Many in Eastern Kentucky under boil water advisories, without service weeks after winter storm
Published in Weather News
WHITESBURG, Ky. — As most of the commonwealth continues to thaw out after the bitter cold left behind by Winter Storm Fern earlier this month, several Eastern Kentucky water districts are still struggling to restore service to their customers.
Whitesburg residents have been under a boil water advisory for more than three weeks, and service that was turned off in and around Hazard for 10 days only began to come back online Thursday afternoon. Several hundred Perry County customers are still without water, and rolling water advisories continue to plague communities in Knott, Letcher, Harlan and Pike counties.
The drawn-out return to normalcy for water and sewer systems in Kentucky’s mountainous Appalachian highlands underscores a chronic problem the region has efficiently moving water to and from residents across rugged terrain through increasingly aging, worn-out pipes, tanks and pump stations.
The latest problems began in late January when residents started leaving their faucets running to prevent frozen pipes amid the persistent subfreezing slump. Gravity-fed tank water levels in Kentucky’s easternmost counties plummeted, causing pressure disruptions that forced municipal governments to issue boil water advisories and turn off service to check for leaks.

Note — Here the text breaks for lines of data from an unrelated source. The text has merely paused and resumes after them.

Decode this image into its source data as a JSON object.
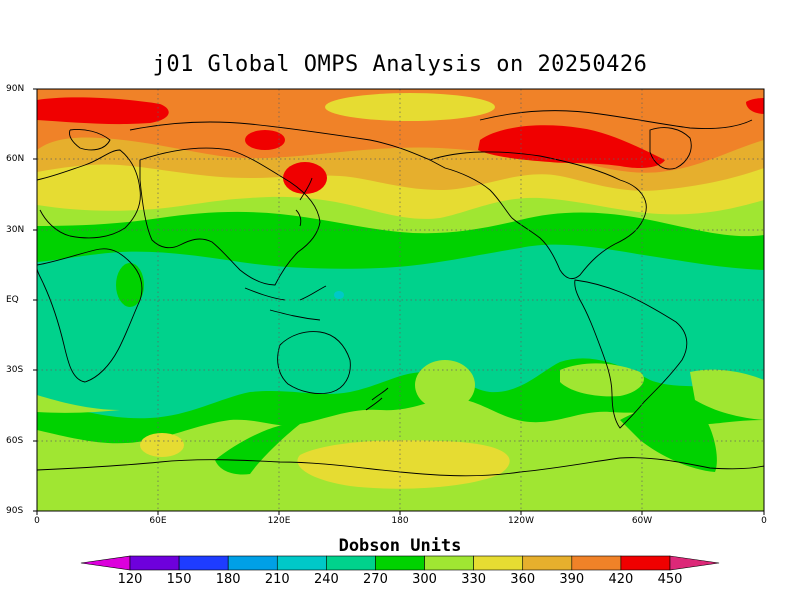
{
  "title": "j01 Global OMPS Analysis on 20250426",
  "map": {
    "lat_labels": [
      "90N",
      "60N",
      "30N",
      "EQ",
      "30S",
      "60S",
      "90S"
    ],
    "lon_labels": [
      "0",
      "60E",
      "120E",
      "180",
      "120W",
      "60W",
      "0"
    ],
    "region_colors": {
      "c270": "#00d28c",
      "c300": "#00d200",
      "c330": "#a0e632",
      "c360": "#e6dc32",
      "c390": "#e6af2d",
      "c420": "#f08228",
      "c450": "#f00000"
    }
  },
  "colorbar": {
    "title": "Dobson Units",
    "ticks": [
      "120",
      "150",
      "180",
      "210",
      "240",
      "270",
      "300",
      "330",
      "360",
      "390",
      "420",
      "450"
    ],
    "under_color": "#dc00dc",
    "over_color": "#dc2878",
    "colors": [
      "#a000c8",
      "#6e00dc",
      "#1e3cff",
      "#00a0e6",
      "#00c8c8",
      "#00d28c",
      "#00d200",
      "#a0e632",
      "#e6dc32",
      "#e6af2d",
      "#f08228",
      "#f00000"
    ]
  }
}
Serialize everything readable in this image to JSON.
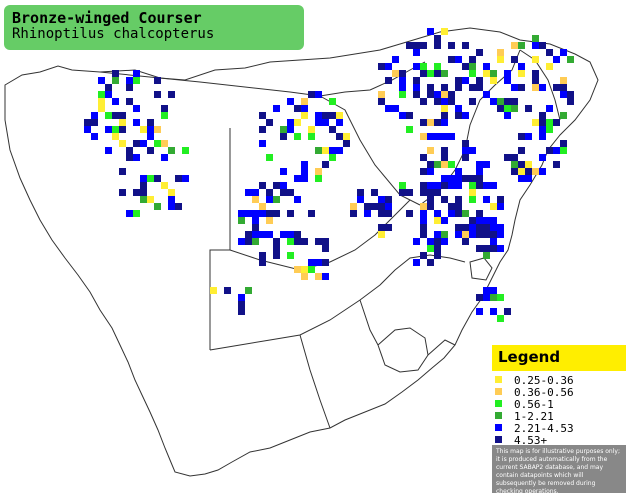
{
  "title": {
    "common_name": "Bronze-winged Courser",
    "scientific_name": "Rhinoptilus chalcopterus",
    "background": "#66cc66"
  },
  "legend": {
    "heading": "Legend",
    "header_color": "#ffee00",
    "classes": [
      {
        "label": "0.25-0.36",
        "color": "#ffee33"
      },
      {
        "label": "0.36-0.56",
        "color": "#ffcc55"
      },
      {
        "label": "0.56-1",
        "color": "#22ee22"
      },
      {
        "label": "1-2.21",
        "color": "#33aa33"
      },
      {
        "label": "2.21-4.53",
        "color": "#0000ff"
      },
      {
        "label": "4.53+",
        "color": "#111188"
      }
    ],
    "disclaimer": "This map is for illustrative purposes only; it is produced automatically from the current SABAP2 database, and may contain datapoints which will subsequently be removed during checking operations."
  },
  "map": {
    "land_color": "#ffffff",
    "border_color": "#333333"
  }
}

Then the bitter cold started slowing down the water treatment process itself. Many municipal systems in Eastern Kentucky take in surface water from high mountain streams and treat it through a gravity-separation process that takes advantage of the differences in density between liquids and solids. The open-air separation basins slowed — and even froze in some cases — as arctic air hung over the region for more than two weeks.
“It’s harder to treat water when it’s cold,” Whitesburg public works manager Chris Caudill said. “Way harder.”
Out of an abundance of caution, Caudill said, the Whitesburg Water Department instituted a boil water advisory for all its 1,100 customers, causing major disruptions for residents and businesses like restaurants that had to adjust their menus.
Caudill said the city hopes to have completed checks on most of the water distribution network and be able to lift the advisory by early next week, but he said he understands residents’ frustration and asked for their patience.
“I know it’s frustrating,” he said. “Luckily, we’ve been able to keep the water on most of the time.”
Residents in Perry County haven’t been so lucky. Neighborhoods north and northeast of Hazard were without water for more than a week as the utility department fought unusually high demand during the cold snap and have experienced a slew of water main breaks since.
Perry County Sheriff Joe Engle has been documenting his experiencing “surviving” without water on Facebook and organized his neighbors in the Lost Creek area to take their complaints about the department to the Kentucky Attorney General’s Office.
He filed a formal complaint against the Hazard Utilities Department earlier in the week and told the Herald-Leader he believes the department has failed to adequately communicate with residents what they’re doing and why.
“That’s the big problem,” Engle said. “People are fed up with how little communication there has been.”
Hazard Mayor Donald “Happy” Mobelini said the city has posted regular updates on its social media pages and utility workers have engaged directly with disgruntled residents.
“We’re doing what we can,” he said.
Eastern Kentucky is disproportionately represented among the state’s most disadvantaged sewer and water systems.
Natural disasters, population decline and dried-up mineral severance accounts have left many municipalities managing old, coal-camp era water systems.
The natural, topographical barriers water systems have to overcome in order to deliver safe drinking water through narrow river valleys and to and from tiny mountain communities only compounds that problem, Kentucky Area Development District Associate Director of Community and Economic Development Jennifer Mcintosh said.
“The mountainous terrain doubles or triples the cost of replacing anything here compared to Louisville or Lexington,” Mcintosh said. “I don’t think a lot of people understand the dynamics of a water or sewer system in Eastern Kentucky.”
State funding programs geared toward Eastern Kentucky’s unique needs exist, but that doesn’t change the length of time it takes for projects to get funding. The allocation of a grant for infrastructure improvements only marks the beginning of a long process that includes siting, permitting and construction.
Hazard and Whitesburg have two of the oldest water distribution networks in the region, Mcintosh said, which makes them especially susceptible to weather-related disruptions.